En el caso Linear A, Claude Code no descifró el guión por sí solo. La idea lingüística (el vínculo entre la raíz verbal minoica y los patrones consonánticos semíticos) provino de los años de estudio de Di Mino. Lo que la IA proporcionó fue la capacidad computacional para probar esa información frente a un vasto corpus de inscripciones a una velocidad que ningún ser humano podría igualar.
A medida que los grandes modelos de lenguaje y los asistentes de codificación de IA se vuelvan más capaces, se podrán aplicar enfoques similares a otras escrituras no descifradas, desde los sellos del valle del Indo hasta los glifos de Rongorongo de la Isla de Pascua.

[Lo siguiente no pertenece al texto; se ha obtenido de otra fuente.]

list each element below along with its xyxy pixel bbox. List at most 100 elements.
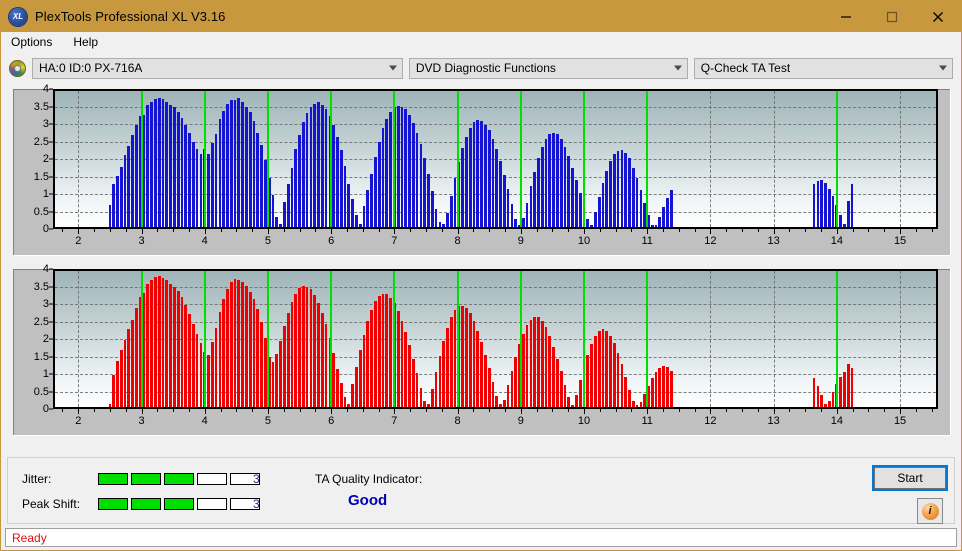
x-axis-tick [362, 229, 364, 232]
x-axis-tick [252, 229, 254, 232]
x-axis-tick [726, 409, 728, 412]
chart-bar [846, 201, 850, 227]
chart-bar [123, 155, 127, 227]
chart-bar [210, 341, 214, 407]
chart-bar [419, 388, 423, 407]
chart-bar [658, 216, 662, 227]
chart-bar [150, 101, 153, 227]
drive-select[interactable]: HA:0 ID:0 PX-716A [32, 57, 403, 79]
chart-bar [525, 202, 529, 227]
chart-bar [544, 138, 548, 227]
x-axis-tick [425, 409, 427, 412]
chart-bar [586, 219, 590, 227]
chart-bar [843, 372, 846, 407]
x-axis-tick [789, 409, 791, 412]
chart-bar [816, 180, 820, 227]
chart-bar [210, 143, 214, 227]
grid-line [78, 271, 80, 407]
menu-item-help[interactable]: Help [71, 33, 107, 52]
chart-bar [161, 98, 165, 227]
chart-bar [827, 188, 831, 227]
chart-bar [313, 295, 317, 407]
x-axis-tick [821, 409, 823, 412]
chart-bar [654, 372, 658, 407]
chart-bar [461, 147, 464, 227]
x-axis-tick [884, 229, 886, 232]
x-axis-tick [315, 409, 317, 412]
peak-shift-label: Peak Shift: [22, 497, 81, 511]
x-axis-tick [94, 229, 96, 232]
chart-bar [434, 372, 438, 407]
chart-bar [404, 109, 408, 227]
chart-bar [237, 98, 241, 227]
chart-bar [423, 401, 427, 407]
chart-bar [571, 404, 574, 407]
x-axis-tick [742, 409, 744, 412]
chart-bar [427, 173, 430, 227]
maximize-icon[interactable] [869, 1, 915, 32]
chart-bar [408, 115, 411, 227]
test-select[interactable]: Q-Check TA Test [693, 57, 953, 79]
menu-bar: Options Help [1, 32, 961, 53]
chart-bar [336, 368, 339, 407]
chart-bar [279, 340, 282, 407]
app-window: XL PlexTools Professional XL V3.16 Optio… [0, 0, 962, 551]
chevron-down-icon [938, 65, 947, 71]
x-axis-tick [836, 409, 838, 414]
jitter-chart[interactable]: 0 0.5 1 1.5 2 2.5 3 3.5 4 2 3 4 5 6 7 8 9 10 11 12 13 14 15 [13, 83, 951, 256]
chart-bar [290, 302, 294, 407]
meter-cell [98, 473, 128, 485]
close-icon[interactable] [915, 1, 961, 32]
chart-bar [286, 184, 290, 227]
x-axis-tick [473, 409, 475, 412]
x-axis-tick-label: 11 [641, 415, 653, 427]
x-axis-tick [552, 409, 554, 412]
chart-bar [400, 106, 404, 227]
grid-line [55, 89, 936, 90]
chart-bar [332, 124, 336, 227]
chart-bar [506, 189, 510, 227]
peak-shift-chart[interactable]: 0 0.5 1 1.5 2 2.5 3 3.5 4 2 3 4 5 6 7 8 9 10 11 12 13 14 15 [13, 263, 951, 436]
x-axis-tick [109, 229, 111, 232]
function-select[interactable]: DVD Diagnostic Functions [408, 57, 688, 79]
chart-bar [381, 293, 385, 407]
chart-bar [180, 117, 184, 227]
chevron-down-icon [673, 65, 682, 71]
chart-bar [343, 166, 347, 227]
info-button[interactable]: i [917, 498, 943, 524]
x-axis-tick-label: 10 [577, 235, 591, 247]
grid-line [55, 286, 936, 288]
chart-bar [597, 196, 601, 227]
x-axis-tick-label: 13 [767, 235, 780, 247]
chart-bar [609, 335, 612, 407]
minimize-icon[interactable] [823, 1, 869, 32]
x-axis-tick [299, 409, 301, 412]
chart-bar [484, 354, 487, 407]
x-axis-tick [331, 409, 333, 414]
x-axis-tick [520, 409, 522, 414]
chart-bar [548, 133, 552, 227]
zone-marker [835, 271, 838, 407]
zone-marker [203, 91, 206, 227]
chart-bar [461, 305, 464, 407]
chart-bar [812, 184, 816, 227]
x-axis-tick [915, 229, 917, 232]
zone-marker [583, 91, 585, 227]
x-axis-tick [631, 409, 633, 412]
start-button[interactable]: Start [872, 465, 948, 491]
chart-bar [351, 199, 354, 227]
chart-bar [343, 396, 347, 407]
chart-bar [191, 142, 195, 227]
x-axis-tick [410, 229, 412, 232]
x-axis-tick [283, 229, 285, 232]
chart-bar [245, 106, 248, 227]
chart-bar [241, 282, 244, 407]
chart-bar [241, 101, 244, 227]
chart-bar [290, 167, 294, 227]
x-axis-tick [852, 229, 854, 232]
x-axis-tick-label: 8 [454, 235, 461, 247]
x-axis-tick [157, 409, 159, 412]
menu-item-options[interactable]: Options [9, 33, 61, 52]
chart-bar [146, 105, 150, 227]
x-axis-tick [173, 229, 175, 232]
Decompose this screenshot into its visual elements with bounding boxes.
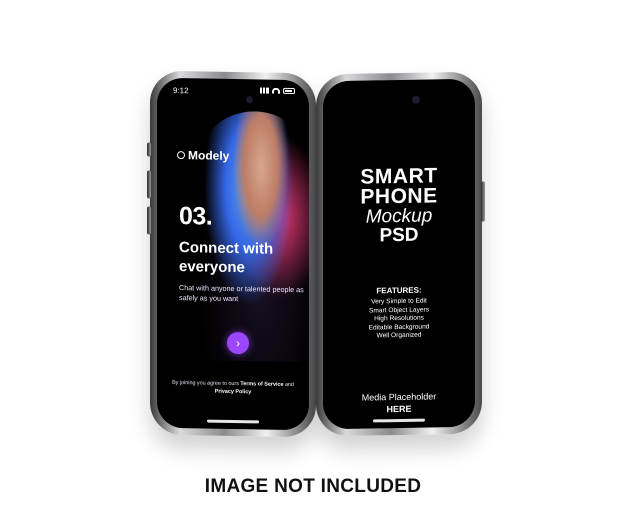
camera-icon bbox=[412, 95, 420, 104]
features-list: Very Simple to Edit Smart Object Layers … bbox=[323, 297, 475, 343]
battery-icon bbox=[283, 87, 295, 95]
home-indicator bbox=[373, 418, 425, 423]
app-screen: 9:12 Modely 03. Connect with everyone Ch… bbox=[157, 77, 309, 431]
terms-text: By joining you agree to ours Terms of Se… bbox=[172, 379, 294, 396]
logo-text: Modely bbox=[188, 148, 230, 163]
step-number: 03. bbox=[179, 202, 213, 231]
logo-icon bbox=[177, 151, 185, 160]
poster-screen: SMART PHONE Mockup PSD FEATURES: Very Si… bbox=[323, 78, 475, 430]
feature-item: Well Organized bbox=[376, 331, 422, 340]
wifi-icon bbox=[272, 87, 280, 94]
mute-switch bbox=[147, 142, 151, 157]
dynamic-island bbox=[374, 92, 424, 108]
app-logo: Modely bbox=[177, 148, 229, 163]
onboarding-headline: Connect with everyone bbox=[179, 239, 274, 277]
signal-icon bbox=[260, 87, 269, 94]
next-button[interactable]: › bbox=[227, 331, 249, 355]
camera-icon bbox=[246, 96, 253, 104]
status-time: 9:12 bbox=[173, 85, 189, 96]
terms-of-service-link[interactable]: Terms of Service bbox=[240, 381, 283, 388]
image-not-included-caption: IMAGE NOT INCLUDED bbox=[204, 476, 422, 497]
left-phone-mockup: 9:12 Modely 03. Connect with everyone Ch… bbox=[147, 70, 316, 438]
onboarding-subtext: Chat with anyone or talented people as s… bbox=[179, 283, 304, 304]
poster-title: SMART PHONE Mockup PSD bbox=[360, 164, 438, 247]
features-heading: FEATURES: bbox=[376, 285, 422, 296]
power-button bbox=[481, 181, 485, 222]
chevron-right-icon: › bbox=[236, 336, 240, 351]
home-indicator bbox=[207, 419, 259, 424]
right-phone-mockup: SMART PHONE Mockup PSD FEATURES: Very Si… bbox=[316, 71, 485, 437]
media-placeholder: Media Placeholder HERE bbox=[361, 391, 437, 415]
dynamic-island bbox=[209, 92, 257, 107]
volume-up-button bbox=[147, 170, 151, 199]
privacy-policy-link[interactable]: Privacy Policy bbox=[215, 389, 252, 396]
volume-down-button bbox=[147, 206, 151, 235]
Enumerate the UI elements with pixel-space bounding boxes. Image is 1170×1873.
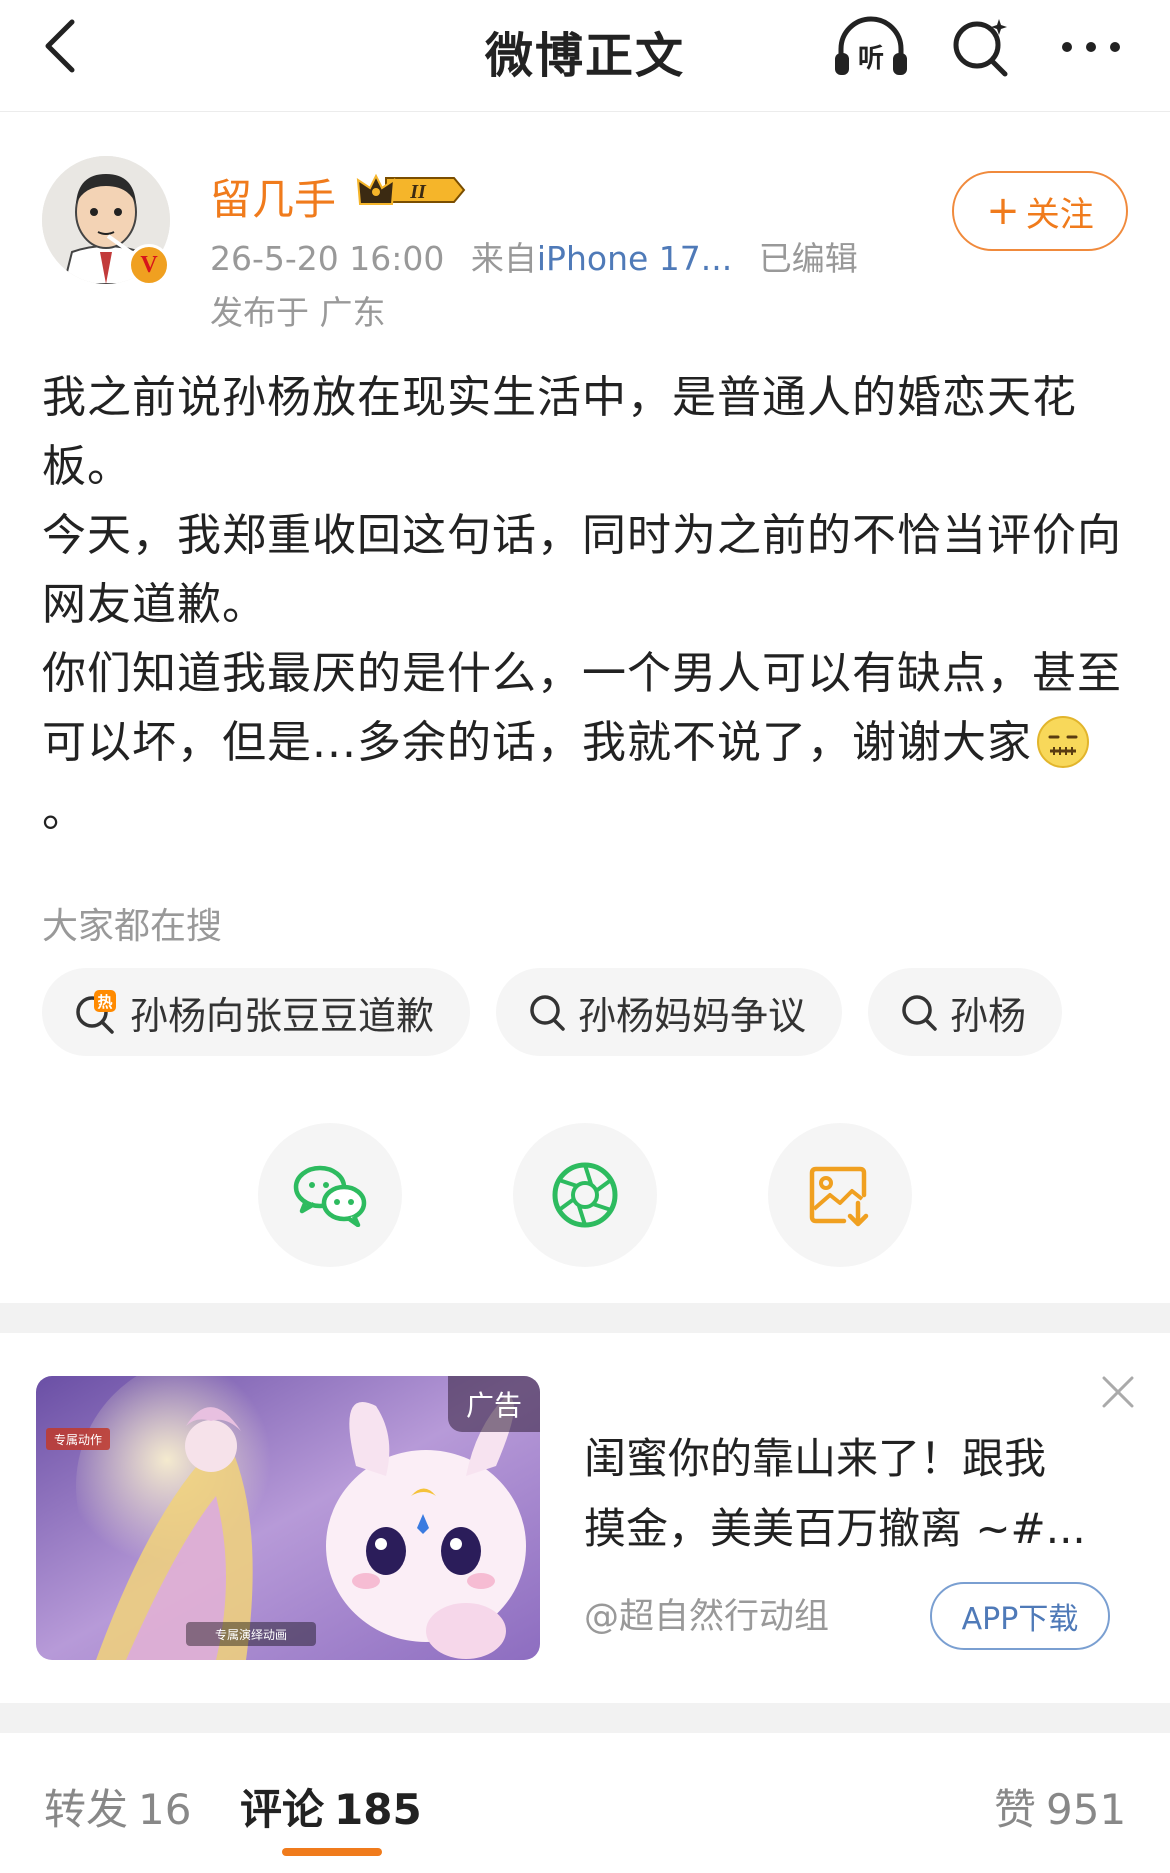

La combinación de experiencia lingüística humana y coincidencia de patrones a escala mecánica podría abrir nuevas fronteras en campos que alguna vez parecieron congelados.
Por ahora, la comunidad lingüística juzgará el trabajo de Di Mino por sus méritos. Pero el método detrás de esto (un erudito aficionado armado con un profundo conocimiento del lenguaje y un asistente de codificación de IA) ofrece una idea de cómo la inteligencia artificial puede ayudar a desbloquear el pasado, una escritura antigua a la vez.